A petition for appointment of a guardian ad litem for a respondent in divorce who is a lunatic must be refused: Collins v. Collins, 86 Pa. Superior Ct. 43. Service in such a case must be upon a committee of the lunatic, as provided for in The Divorce Law of May 2,1929, P. L. 1237, sec. 30, which is a repetition of the provision for service in such ease contained in the Act of April 18, 1905, P. L. 211.
A petition for appointment of a committee in lunacy should be made in accordance with the provision of the Act of June 13, 1836, P. L. 589, sec. 2. Under that provision, the court may appoint for a person who resides in the Commonwealth or for a person who for the time being is in the county: In re Edmundson, 109 Pa. Superior Ct. 495. The respondent in this case is not a *52resident of Pennsylvania, but is a resident of New York State, and we are without power to appoint a committee in lunacy under the Act of 1836.

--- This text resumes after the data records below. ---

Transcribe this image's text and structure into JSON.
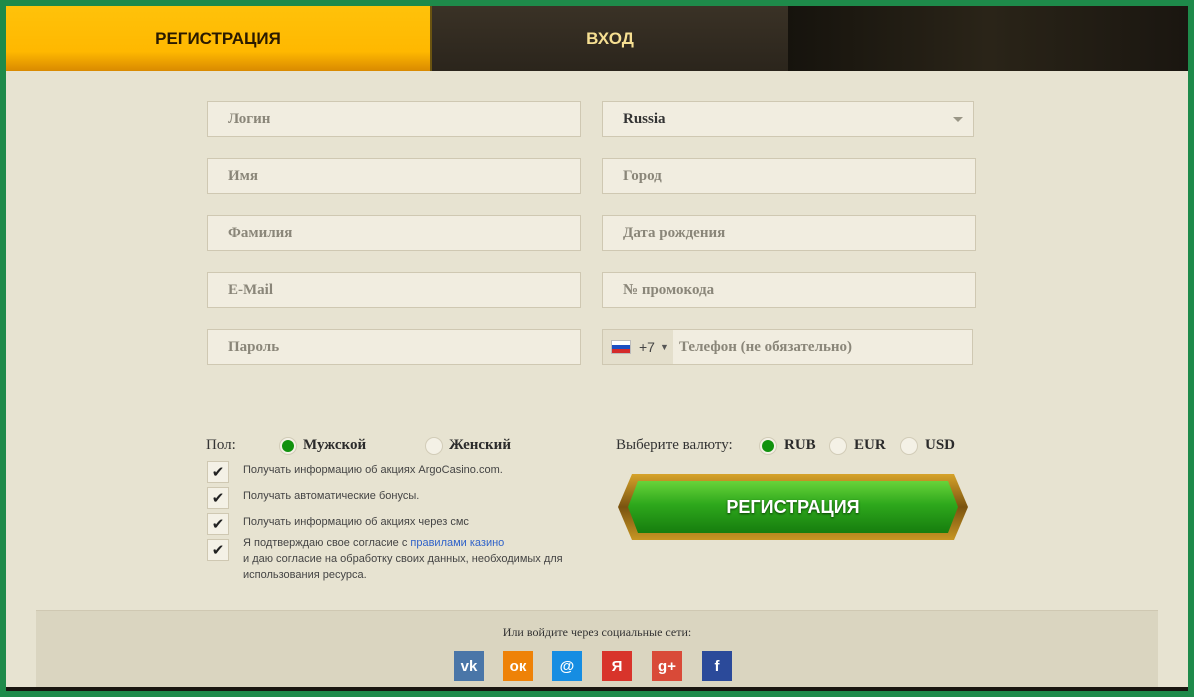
{
  "tabs": {
    "register": "РЕГИСТРАЦИЯ",
    "login": "ВХОД"
  },
  "form": {
    "login_placeholder": "Логин",
    "name_placeholder": "Имя",
    "surname_placeholder": "Фамилия",
    "email_placeholder": "E-Mail",
    "password_placeholder": "Пароль",
    "country_value": "Russia",
    "city_placeholder": "Город",
    "birthdate_placeholder": "Дата рождения",
    "promo_placeholder": "№ промокода",
    "phone_prefix": "+7",
    "phone_placeholder": "Телефон (не обязательно)"
  },
  "gender": {
    "label": "Пол:",
    "male": "Мужской",
    "female": "Женский",
    "selected": "male"
  },
  "currency": {
    "label": "Выберите валюту:",
    "options": [
      "RUB",
      "EUR",
      "USD"
    ],
    "selected": "RUB"
  },
  "checkboxes": [
    {
      "text": "Получать информацию об акциях ArgoCasino.com.",
      "checked": true
    },
    {
      "text": "Получать автоматические бонусы.",
      "checked": true
    },
    {
      "text": "Получать информацию об акциях через смс",
      "checked": true
    },
    {
      "text_before": "Я подтверждаю свое согласие с ",
      "link": "правилами казино",
      "text_after": "и даю согласие на обработку своих данных, необходимых для использования ресурса.",
      "checked": true
    }
  ],
  "submit_label": "РЕГИСТРАЦИЯ",
  "social": {
    "title": "Или войдите через социальные сети:",
    "icons": [
      {
        "name": "vk-icon",
        "glyph": "vk",
        "color": "#4a76a8"
      },
      {
        "name": "odnoklassniki-icon",
        "glyph": "ок",
        "color": "#ee8208"
      },
      {
        "name": "mailru-icon",
        "glyph": "@",
        "color": "#168de2"
      },
      {
        "name": "yandex-icon",
        "glyph": "Я",
        "color": "#d8342b"
      },
      {
        "name": "google-plus-icon",
        "glyph": "g+",
        "color": "#d94a38"
      },
      {
        "name": "facebook-icon",
        "glyph": "f",
        "color": "#2b4a9a"
      }
    ]
  },
  "colors": {
    "accent_yellow": "#ffbf00",
    "accent_green": "#11920f",
    "background": "#e7e3d1",
    "frame": "#1e8a4a"
  }
}
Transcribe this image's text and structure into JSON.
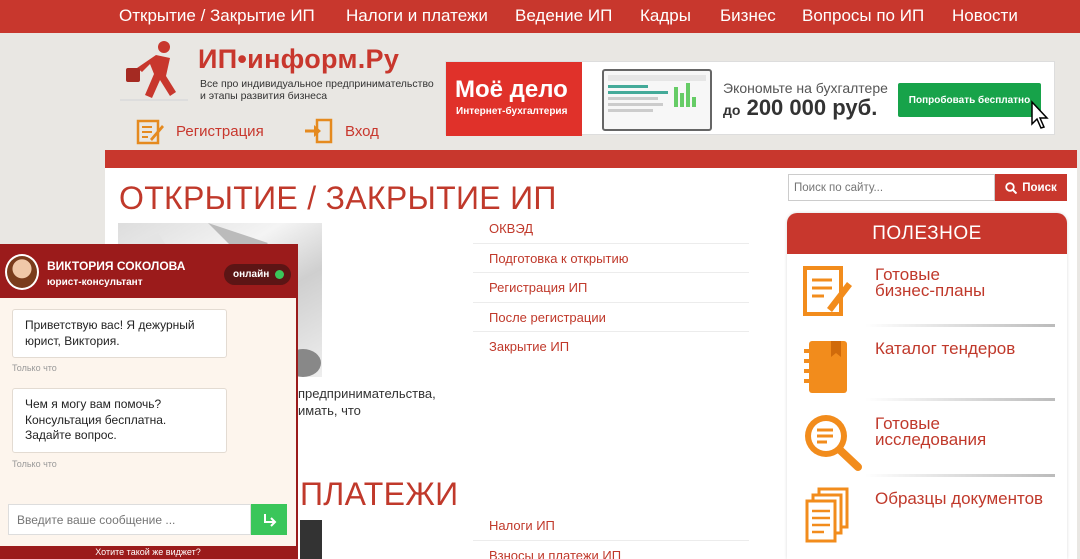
{
  "nav": {
    "items": [
      "Открытие / Закрытие ИП",
      "Налоги и платежи",
      "Ведение ИП",
      "Кадры",
      "Бизнес",
      "Вопросы по ИП",
      "Новости"
    ]
  },
  "header": {
    "logo_title": "ИП•информ.Ру",
    "logo_subtitle": "Все про индивидуальное предпринимательство и этапы развития бизнеса",
    "register_label": "Регистрация",
    "login_label": "Вход"
  },
  "banner": {
    "brand_name": "Моё дело",
    "brand_sub": "Интернет-бухгалтерия",
    "line1": "Экономьте на бухгалтере",
    "line2_prefix": "до",
    "line2_amount": "200 000 руб.",
    "button_label": "Попробовать бесплатно"
  },
  "search": {
    "placeholder": "Поиск по сайту...",
    "button_label": "Поиск"
  },
  "main": {
    "section1_title": "ОТКРЫТИЕ / ЗАКРЫТИЕ ИП",
    "section1_links": [
      "ОКВЭД",
      "Подготовка к открытию",
      "Регистрация ИП",
      "После регистрации",
      "Закрытие ИП"
    ],
    "intro_line1": "предпринимательства,",
    "intro_line2": "имать, что",
    "section2_title": "ПЛАТЕЖИ",
    "section2_links": [
      "Налоги ИП",
      "Взносы и платежи ИП"
    ]
  },
  "useful": {
    "title": "ПОЛЕЗНОЕ",
    "items": [
      {
        "line1": "Готовые",
        "line2": "бизнес-планы",
        "icon": "business-plan-icon"
      },
      {
        "line1": "Каталог тендеров",
        "line2": "",
        "icon": "tender-catalog-icon"
      },
      {
        "line1": "Готовые",
        "line2": "исследования",
        "icon": "research-icon"
      },
      {
        "line1": "Образцы документов",
        "line2": "",
        "icon": "documents-icon"
      }
    ]
  },
  "chat": {
    "name": "ВИКТОРИЯ СОКОЛОВА",
    "role": "юрист-консультант",
    "status": "онлайн",
    "messages": [
      {
        "text": "Приветствую вас! Я дежурный юрист, Виктория.",
        "time": "Только что"
      },
      {
        "text": "Чем я могу вам помочь? Консультация бесплатна. Задайте вопрос.",
        "time": "Только что"
      }
    ],
    "input_placeholder": "Введите ваше сообщение ...",
    "footer": "Хотите такой же виджет?"
  },
  "colors": {
    "brand_red": "#c8372d",
    "chat_red": "#9b1b1b",
    "online_green": "#3ac65a",
    "banner_green": "#17a34a"
  }
}
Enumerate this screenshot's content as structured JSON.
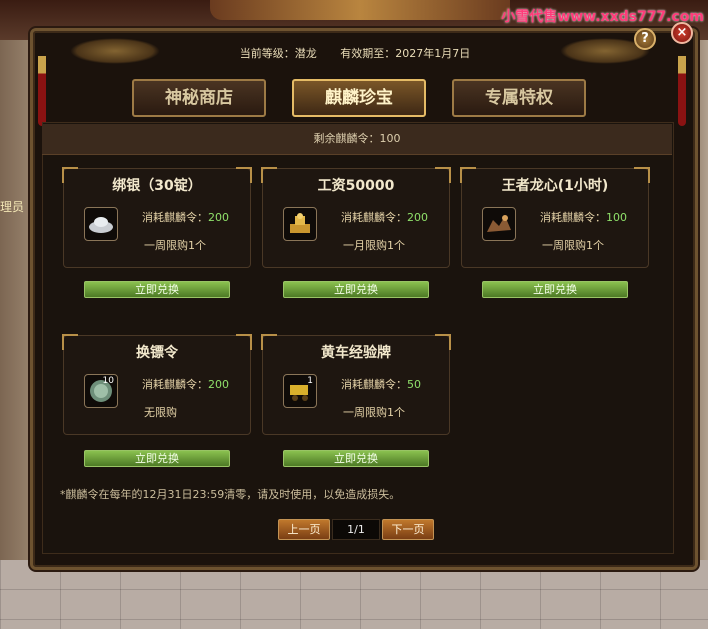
{
  "watermark": "小雪代售www.xxds777.com",
  "side_text": "理员",
  "header": {
    "level_label": "当前等级：潜龙",
    "expire_label": "有效期至：2027年1月7日"
  },
  "tabs": [
    {
      "label": "神秘商店",
      "active": false
    },
    {
      "label": "麒麟珍宝",
      "active": true
    },
    {
      "label": "专属特权",
      "active": false
    }
  ],
  "remaining": "剩余麒麟令：100",
  "cost_prefix": "消耗麒麟令：",
  "items": [
    {
      "title": "绑银（30锭）",
      "cost": "200",
      "limit": "一周限购1个",
      "icon": "silver-ingot-icon",
      "count": ""
    },
    {
      "title": "工资50000",
      "cost": "200",
      "limit": "一月限购1个",
      "icon": "gold-seal-icon",
      "count": ""
    },
    {
      "title": "王者龙心(1小时)",
      "cost": "100",
      "limit": "一周限购1个",
      "icon": "dragon-heart-icon",
      "count": ""
    },
    {
      "title": "换镖令",
      "cost": "200",
      "limit": "无限购",
      "icon": "escort-token-icon",
      "count": "10"
    },
    {
      "title": "黄车经验牌",
      "cost": "50",
      "limit": "一周限购1个",
      "icon": "yellow-cart-icon",
      "count": "1"
    }
  ],
  "exchange_label": "立即兑换",
  "note": "*麒麟令在每年的12月31日23:59清零，请及时使用，以免造成损失。",
  "pager": {
    "prev": "上一页",
    "info": "1/1",
    "next": "下一页"
  },
  "help_label": "?",
  "close_label": "×",
  "colors": {
    "accent_gold": "#e5bb66",
    "cost_green": "#8fe06a",
    "button_green": "#6aa03a",
    "button_orange": "#a8561f"
  }
}
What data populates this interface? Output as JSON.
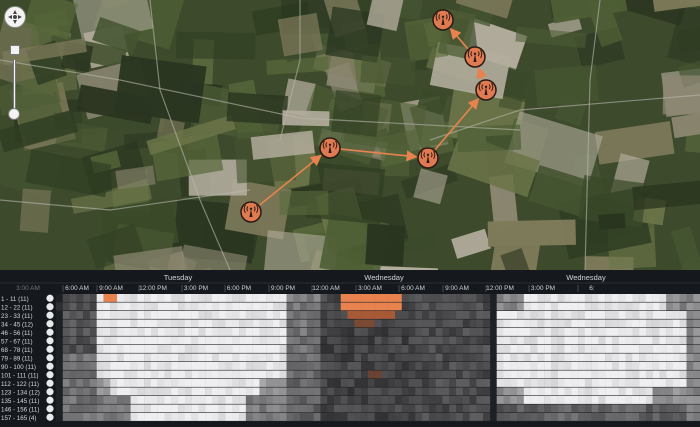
{
  "map": {
    "controls": {
      "pan_icon": "pan-compass-icon",
      "zoom": "zoom-slider"
    },
    "nodes": [
      {
        "id": "n1",
        "icon": "cell-tower-icon"
      },
      {
        "id": "n2",
        "icon": "cell-tower-icon"
      },
      {
        "id": "n3",
        "icon": "cell-tower-icon"
      },
      {
        "id": "n4",
        "icon": "cell-tower-icon"
      },
      {
        "id": "n5",
        "icon": "cell-tower-icon"
      },
      {
        "id": "n6",
        "icon": "cell-tower-icon"
      }
    ],
    "links": [
      [
        "n1",
        "n2"
      ],
      [
        "n2",
        "n3"
      ],
      [
        "n3",
        "n4"
      ],
      [
        "n4",
        "n5"
      ],
      [
        "n5",
        "n6"
      ]
    ],
    "colors": {
      "node": "#e07a52",
      "link": "#e8834f"
    }
  },
  "timeline": {
    "days": [
      "Tuesday",
      "Wednesday",
      "Wednesday"
    ],
    "clipped_time": "3:00 AM",
    "times": [
      "6:00 AM",
      "9:00 AM",
      "12:00 PM",
      "3:00 PM",
      "6:00 PM",
      "9:00 PM",
      "12:00 AM",
      "3:00 AM",
      "6:00 AM",
      "9:00 AM",
      "12:00 PM",
      "3:00 PM",
      "6:"
    ],
    "rows": [
      "1 - 11 (11)",
      "12 - 22 (11)",
      "23 - 33 (11)",
      "34 - 45 (12)",
      "46 - 56 (11)",
      "57 - 67 (11)",
      "68 - 78 (11)",
      "79 - 89 (11)",
      "90 - 100 (11)",
      "101 - 111 (11)",
      "112 - 122 (11)",
      "123 - 134 (12)",
      "135 - 145 (11)",
      "146 - 156 (11)",
      "157 - 165 (4)"
    ],
    "colors": {
      "high": "#efefef",
      "accent": "#e8834f",
      "background": "#15181c"
    }
  }
}
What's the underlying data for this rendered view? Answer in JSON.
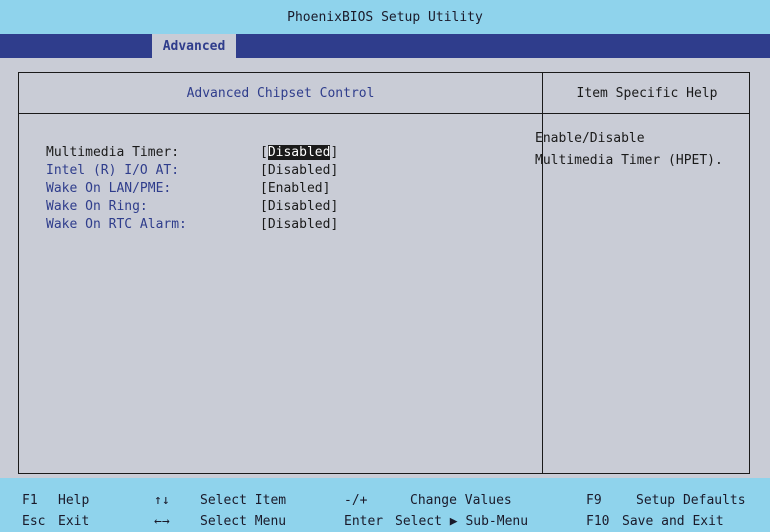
{
  "title": "PhoenixBIOS Setup Utility",
  "menu": {
    "active_tab": "Advanced"
  },
  "section_title": "Advanced Chipset Control",
  "help_title": "Item Specific Help",
  "help_text": [
    "Enable/Disable",
    "Multimedia Timer (HPET)."
  ],
  "settings": [
    {
      "label": "Multimedia Timer:",
      "value": "Disabled",
      "selected": true
    },
    {
      "label": "Intel (R) I/O AT:",
      "value": "Disabled",
      "selected": false
    },
    {
      "label": "Wake On LAN/PME:",
      "value": "Enabled",
      "selected": false
    },
    {
      "label": "Wake On Ring:",
      "value": "Disabled",
      "selected": false
    },
    {
      "label": "Wake On RTC Alarm:",
      "value": "Disabled",
      "selected": false
    }
  ],
  "footer": {
    "row1": [
      {
        "key": "F1",
        "action": "Help"
      },
      {
        "key": "↑↓",
        "action": "Select Item"
      },
      {
        "key": "-/+",
        "action": "Change Values"
      },
      {
        "key": "F9",
        "action": "Setup Defaults"
      }
    ],
    "row2": [
      {
        "key": "Esc",
        "action": "Exit"
      },
      {
        "key": "←→",
        "action": "Select Menu"
      },
      {
        "key": "Enter",
        "action": "Select ▶ Sub-Menu"
      },
      {
        "key": "F10",
        "action": "Save and Exit"
      }
    ]
  },
  "colors": {
    "background": "#8fd3ec",
    "menubar": "#2f3d8c",
    "panel": "#c9ccd6",
    "label": "#2f3d8c"
  }
}
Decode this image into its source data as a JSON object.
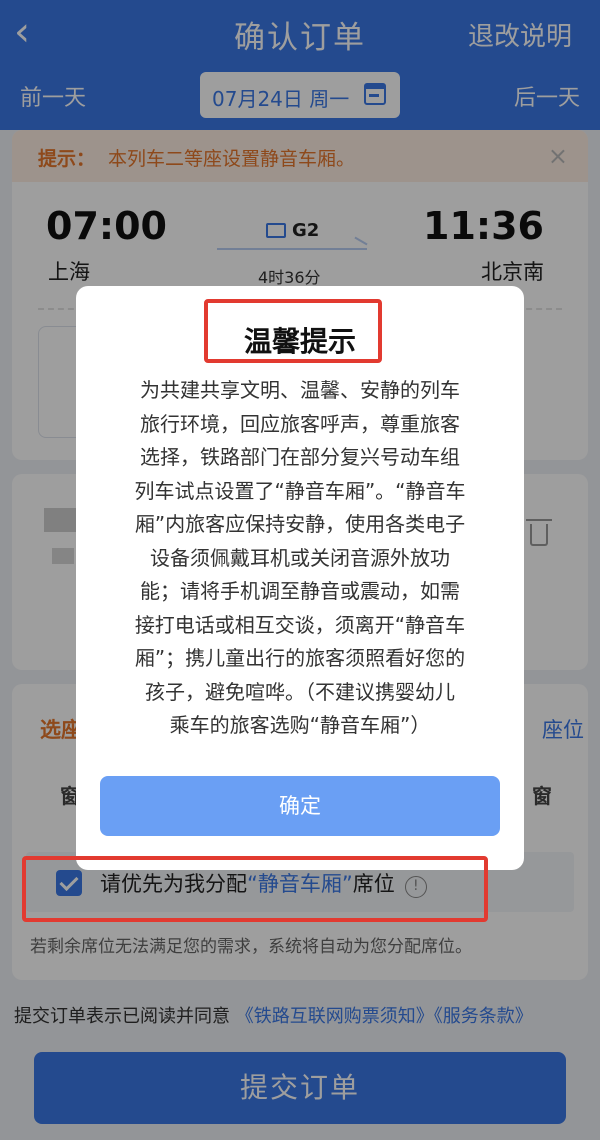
{
  "header": {
    "back_icon": "chevron-left-icon",
    "title": "确认订单",
    "refund_link": "退改说明",
    "prev_day": "前一天",
    "next_day": "后一天",
    "date": "07月24日 周一",
    "calendar_icon": "calendar-icon",
    "color": "#3a78e6"
  },
  "tip": {
    "label": "提示：",
    "text": "本列车二等座设置静音车厢。",
    "close": "×"
  },
  "trip": {
    "depart_time": "07:00",
    "depart_station": "上海",
    "arrive_time": "11:36",
    "arrive_station": "北京南",
    "train_no": "G2",
    "duration": "4时36分"
  },
  "seat_selection": {
    "title": "选座",
    "right_label": "座位",
    "window_left": "窗",
    "window_right": "窗",
    "quiet_pref_prefix": "请优先为我分配",
    "quiet_pref_link": "“静音车厢”",
    "quiet_pref_suffix": "席位",
    "quiet_pref_checked": true,
    "info_icon": "ⓘ",
    "note": "若剩余席位无法满足您的需求，系统将自动为您分配席位。"
  },
  "agreement": {
    "prefix": "提交订单表示已阅读并同意",
    "link1": "《铁路互联网购票须知》",
    "link2": "《服务条款》"
  },
  "submit_label": "提交订单",
  "dialog": {
    "title": "温馨提示",
    "lines": [
      "为共建共享文明、温馨、安静的列车",
      "旅行环境，回应旅客呼声，尊重旅客",
      "选择，铁路部门在部分复兴号动车组",
      "列车试点设置了“静音车厢”。“静音车",
      "厢”内旅客应保持安静，使用各类电子",
      "设备须佩戴耳机或关闭音源外放功",
      "能；请将手机调至静音或震动，如需",
      "接打电话或相互交谈，须离开“静音车",
      "厢”；携儿童出行的旅客须照看好您的",
      "孩子，避免喧哗。（不建议携婴幼儿",
      "乘车的旅客选购“静音车厢”）"
    ],
    "confirm": "确定"
  },
  "colors": {
    "accent": "#3a78e6",
    "warning": "#e5772c",
    "annotation": "#e23a30",
    "dialog_button": "#6a9ff4"
  }
}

We think, however, that this situation has been remedied by the Act of June 10,1901, P. L. 553, which provides for appointment of a committee ad litem in all actions at law or equity by the court in which the proceeding is begun, which committee has the same powers and the same duties as a committee in lunacy. This act places no territorial limitation upon courts’ power of appointment, and we have power to appoint a committee ad litem although the respondent resides in another State. Service of a subpoena in divorce against a lunatic who is nonresident should be made upon such a committee.
The procedure for a committee ad litem under the Act of 1901 was used in Little v. Little, 56 Pa. Superior Ct. 419. It is true that Little v. Little was decided before the Act of 1929, but it was a proceeding after the Act of 1905, and the provisions as to the service are the same in both acts. In considering the case of Little v. Little, the Superior Court raised no question as to the method of service of the subpoena. Later the proceedings in that case were followed in Mann v. Mann, 14 D. & C. 303.
Wherefore, the petition is refused, with leave granted to the petitioner to file a new petition seeking the appointment of a committee ad litem.